Breathe, Melina, breathe. Be submissive. Just show him you’re doing your job.
“I have a patient with a recurring rash, and he works in here,” she said, amazed she’d stayed so calm. But she hadn’t done anything wrong really, except trespass. “I needed to find the source, so I can treat him properly.”
“Don’t talk back and don’t even think about crossing me, Dr. Archer, or you’ll regret the day you arrived on Veenith!” He motioned to one of his guards, a tall, muscular man with a square jaw. His massive hand circled the back of her neck as he steered her from Section B to A and finally out of the greenhouse.
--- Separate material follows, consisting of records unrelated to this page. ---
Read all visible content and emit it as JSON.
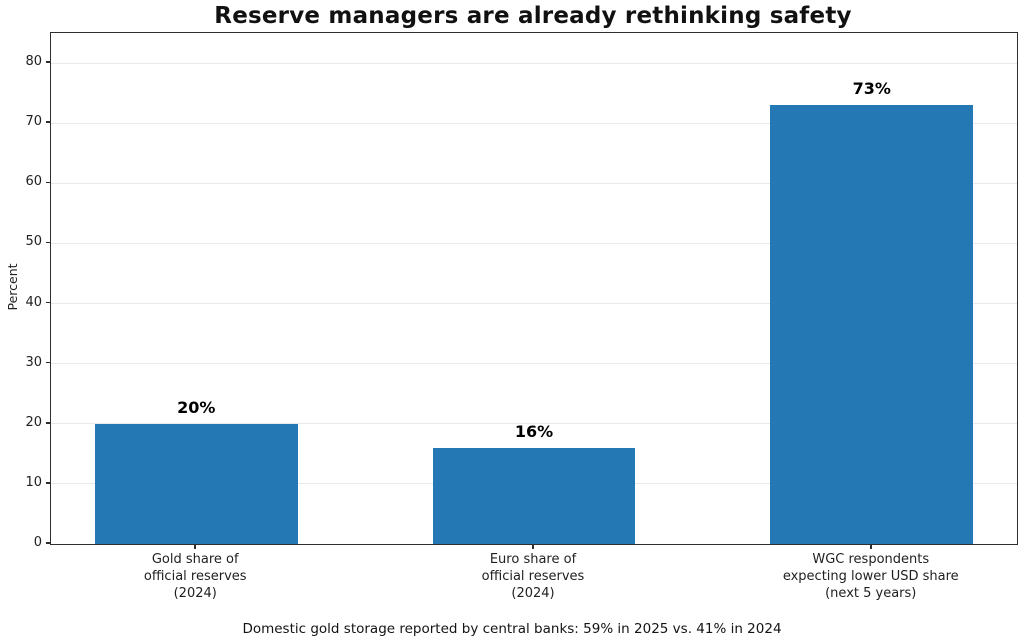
{
  "title": "Reserve managers are already rethinking safety",
  "footnote": "Domestic gold storage reported by central banks: 59% in 2025 vs. 41% in 2024",
  "chart_data": {
    "type": "bar",
    "title": "Reserve managers are already rethinking safety",
    "xlabel": "",
    "ylabel": "Percent",
    "categories": [
      "Gold share of\nofficial reserves\n(2024)",
      "Euro share of\nofficial reserves\n(2024)",
      "WGC respondents\nexpecting lower USD share\n(next 5 years)"
    ],
    "values": [
      20,
      16,
      73
    ],
    "bar_labels": [
      "20%",
      "16%",
      "73%"
    ],
    "ylim": [
      0,
      85
    ],
    "yticks": [
      0,
      10,
      20,
      30,
      40,
      50,
      60,
      70,
      80
    ],
    "grid": "horizontal",
    "legend": "none",
    "bar_color": "#2478b4",
    "annotation": "Domestic gold storage reported by central banks: 59% in 2025 vs. 41% in 2024"
  }
}
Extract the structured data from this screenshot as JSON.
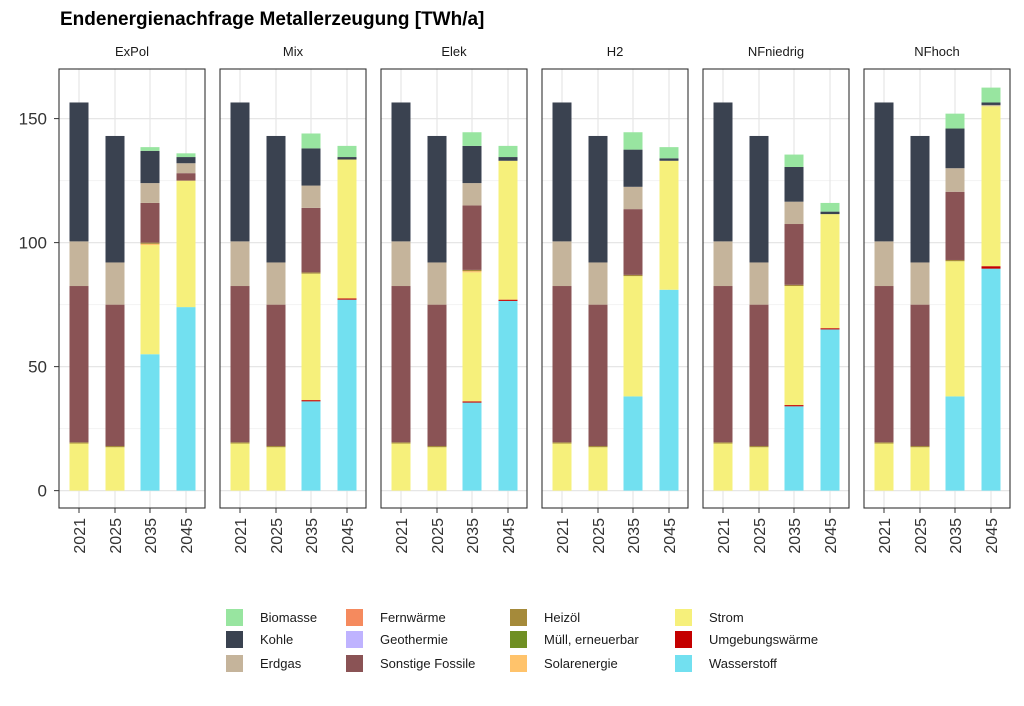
{
  "chart_data": {
    "type": "bar",
    "stacked": true,
    "title": "Endenergienachfrage Metallerzeugung [TWh/a]",
    "xlabel": "",
    "ylabel": "",
    "ylim": [
      0,
      170
    ],
    "yticks": [
      0,
      50,
      100,
      150
    ],
    "grid": true,
    "legend_position": "bottom",
    "categories": [
      "2021",
      "2025",
      "2035",
      "2045"
    ],
    "carriers": [
      {
        "name": "Biomasse",
        "color": "#98e5a0"
      },
      {
        "name": "Kohle",
        "color": "#3a4250"
      },
      {
        "name": "Erdgas",
        "color": "#c5b49b"
      },
      {
        "name": "Fernwärme",
        "color": "#f58a5e"
      },
      {
        "name": "Geothermie",
        "color": "#bfb3ff"
      },
      {
        "name": "Sonstige Fossile",
        "color": "#8a5355"
      },
      {
        "name": "Heizöl",
        "color": "#a58a3a"
      },
      {
        "name": "Müll, erneuerbar",
        "color": "#6f8f23"
      },
      {
        "name": "Solarenergie",
        "color": "#ffc36b"
      },
      {
        "name": "Strom",
        "color": "#f6f07b"
      },
      {
        "name": "Umgebungswärme",
        "color": "#c40000"
      },
      {
        "name": "Wasserstoff",
        "color": "#72e0f0"
      }
    ],
    "stack_order": [
      "Wasserstoff",
      "Umgebungswärme",
      "Strom",
      "Solarenergie",
      "Müll, erneuerbar",
      "Heizöl",
      "Sonstige Fossile",
      "Geothermie",
      "Fernwärme",
      "Erdgas",
      "Kohle",
      "Biomasse"
    ],
    "panels": [
      {
        "name": "ExPol",
        "series": {
          "Wasserstoff": [
            0,
            0,
            55,
            74
          ],
          "Umgebungswärme": [
            0,
            0,
            0,
            0
          ],
          "Strom": [
            19,
            17.5,
            44,
            51
          ],
          "Solarenergie": [
            0,
            0,
            0.5,
            0
          ],
          "Sonstige Fossile": [
            63,
            57,
            16,
            3
          ],
          "Erdgas": [
            18,
            17,
            8,
            4
          ],
          "Kohle": [
            56,
            51,
            13,
            2.5
          ],
          "Heizöl": [
            0.5,
            0.5,
            0.5,
            0
          ],
          "Biomasse": [
            0,
            0,
            1.5,
            1.5
          ],
          "Fernwärme": [
            0,
            0,
            0,
            0
          ],
          "Geothermie": [
            0,
            0,
            0,
            0
          ],
          "Müll, erneuerbar": [
            0,
            0,
            0,
            0
          ]
        }
      },
      {
        "name": "Mix",
        "series": {
          "Wasserstoff": [
            0,
            0,
            36,
            77
          ],
          "Umgebungswärme": [
            0,
            0,
            0.5,
            0.5
          ],
          "Strom": [
            19,
            17.5,
            51,
            56
          ],
          "Solarenergie": [
            0,
            0,
            0,
            0
          ],
          "Sonstige Fossile": [
            63,
            57,
            26,
            0
          ],
          "Erdgas": [
            18,
            17,
            9,
            0
          ],
          "Kohle": [
            56,
            51,
            15,
            1
          ],
          "Heizöl": [
            0.5,
            0.5,
            0.5,
            0
          ],
          "Biomasse": [
            0,
            0,
            6,
            4.5
          ],
          "Fernwärme": [
            0,
            0,
            0,
            0
          ],
          "Geothermie": [
            0,
            0,
            0,
            0
          ],
          "Müll, erneuerbar": [
            0,
            0,
            0,
            0
          ]
        }
      },
      {
        "name": "Elek",
        "series": {
          "Wasserstoff": [
            0,
            0,
            35.5,
            76.5
          ],
          "Umgebungswärme": [
            0,
            0,
            0.5,
            0.5
          ],
          "Strom": [
            19,
            17.5,
            52,
            56
          ],
          "Solarenergie": [
            0,
            0,
            0.5,
            0
          ],
          "Sonstige Fossile": [
            63,
            57,
            26,
            0
          ],
          "Erdgas": [
            18,
            17,
            9,
            0
          ],
          "Kohle": [
            56,
            51,
            15,
            1.5
          ],
          "Heizöl": [
            0.5,
            0.5,
            0.5,
            0
          ],
          "Biomasse": [
            0,
            0,
            5.5,
            4.5
          ],
          "Fernwärme": [
            0,
            0,
            0,
            0
          ],
          "Geothermie": [
            0,
            0,
            0,
            0
          ],
          "Müll, erneuerbar": [
            0,
            0,
            0,
            0
          ]
        }
      },
      {
        "name": "H2",
        "series": {
          "Wasserstoff": [
            0,
            0,
            38,
            81
          ],
          "Umgebungswärme": [
            0,
            0,
            0,
            0
          ],
          "Strom": [
            19,
            17.5,
            48.5,
            52
          ],
          "Solarenergie": [
            0,
            0,
            0,
            0
          ],
          "Sonstige Fossile": [
            63,
            57,
            26.5,
            0
          ],
          "Erdgas": [
            18,
            17,
            9,
            0
          ],
          "Kohle": [
            56,
            51,
            15,
            1
          ],
          "Heizöl": [
            0.5,
            0.5,
            0.5,
            0
          ],
          "Biomasse": [
            0,
            0,
            7,
            4.5
          ],
          "Fernwärme": [
            0,
            0,
            0,
            0
          ],
          "Geothermie": [
            0,
            0,
            0,
            0
          ],
          "Müll, erneuerbar": [
            0,
            0,
            0,
            0
          ]
        }
      },
      {
        "name": "NFniedrig",
        "series": {
          "Wasserstoff": [
            0,
            0,
            34,
            65
          ],
          "Umgebungswärme": [
            0,
            0,
            0.5,
            0.5
          ],
          "Strom": [
            19,
            17.5,
            48,
            46
          ],
          "Solarenergie": [
            0,
            0,
            0,
            0
          ],
          "Sonstige Fossile": [
            63,
            57,
            24.5,
            0
          ],
          "Erdgas": [
            18,
            17,
            9,
            0
          ],
          "Kohle": [
            56,
            51,
            14,
            1
          ],
          "Heizöl": [
            0.5,
            0.5,
            0.5,
            0
          ],
          "Biomasse": [
            0,
            0,
            5,
            3.5
          ],
          "Fernwärme": [
            0,
            0,
            0,
            0
          ],
          "Geothermie": [
            0,
            0,
            0,
            0
          ],
          "Müll, erneuerbar": [
            0,
            0,
            0,
            0
          ]
        }
      },
      {
        "name": "NFhoch",
        "series": {
          "Wasserstoff": [
            0,
            0,
            38,
            89.5
          ],
          "Umgebungswärme": [
            0,
            0,
            0,
            1
          ],
          "Strom": [
            19,
            17.5,
            54.5,
            64.5
          ],
          "Solarenergie": [
            0,
            0,
            0,
            0
          ],
          "Sonstige Fossile": [
            63,
            57,
            27.5,
            0
          ],
          "Erdgas": [
            18,
            17,
            9.5,
            0.5
          ],
          "Kohle": [
            56,
            51,
            16,
            1
          ],
          "Heizöl": [
            0.5,
            0.5,
            0.5,
            0
          ],
          "Biomasse": [
            0,
            0,
            6,
            6
          ],
          "Fernwärme": [
            0,
            0,
            0,
            0
          ],
          "Geothermie": [
            0,
            0,
            0,
            0
          ],
          "Müll, erneuerbar": [
            0,
            0,
            0,
            0
          ]
        }
      }
    ]
  }
}
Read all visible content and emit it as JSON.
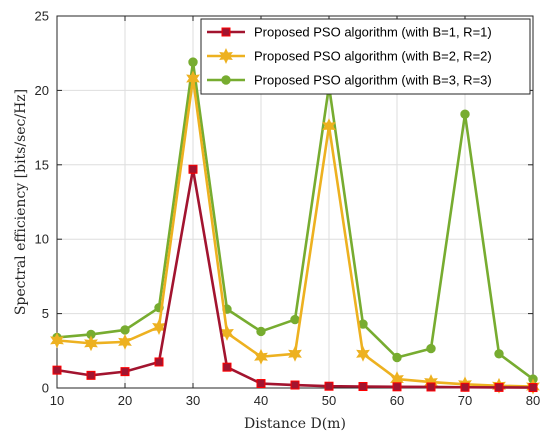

Why the hell was Thorne so mad at her? He wanted her to do R&D on the items in the greenhouse from Section A. She’d only taken samples from Section B. She hadn’t touched any of the crops.
Both Jayce and Ivan were waiting by the med-center door when Thorne’s personal guard opened the doors and shoved her inside, pulling the door shut behind them.
Shouts outside poured through the locked doors. Three dull shots from a blaster made Melina jump even as the guard continued shoving her down the hall. Had Ivan or Jayce been shot? She pulled herself free of the guard’s reach and raced toward the door.
The guard grabbed her by her hair and practically dragged her down the hall and into an empty room. “You need to learn to listen,” he said as he backhanded her. She crashed into a tray of medical supplies. Before she could stand up, he grabbed her again. She tried angling her thumb to press the needles against his arm, but he struck her again, knocking her down. Melina curled into a ball and covered her face, but he pulled her up by her hair and slammed her against the wall, with his hand around her throat.
“I won’t go there again!” she cried as he started to cut off her air.
Dark black eyes stared at her for several minutes as he held her there. “No more warnings, Archer.” He dropped her and left.
Melina stayed on the floor, shaking for several minutes. Jayce and Ivan. . . She had to make sure they were okay. Her entire body protested as she pulled herself up.
Davies came in and winced the second he saw her. “I should have warned you to stay out of Section B.”
“I only took succula samples. I didn’t touch anything else.”
“Thorne’s got strict orders when it comes to Section B.”
“It’s a damn greenhouse,” she said as she grabbed hold of the counter to steady herself.
Davies’s face turned hard as he ignored her comment. “I’m allowing your unit mates in just this once because you’re injured.” He glanced down the hall, nodding to another guard out of her view. “I suggest you start listening to the rules around here, doc.”
Melina dabbed at her split lip and the bruise on her cheek. Pain flared along the nerves in her face. She stumbled as she reached for the medicine box and strong hands caught her.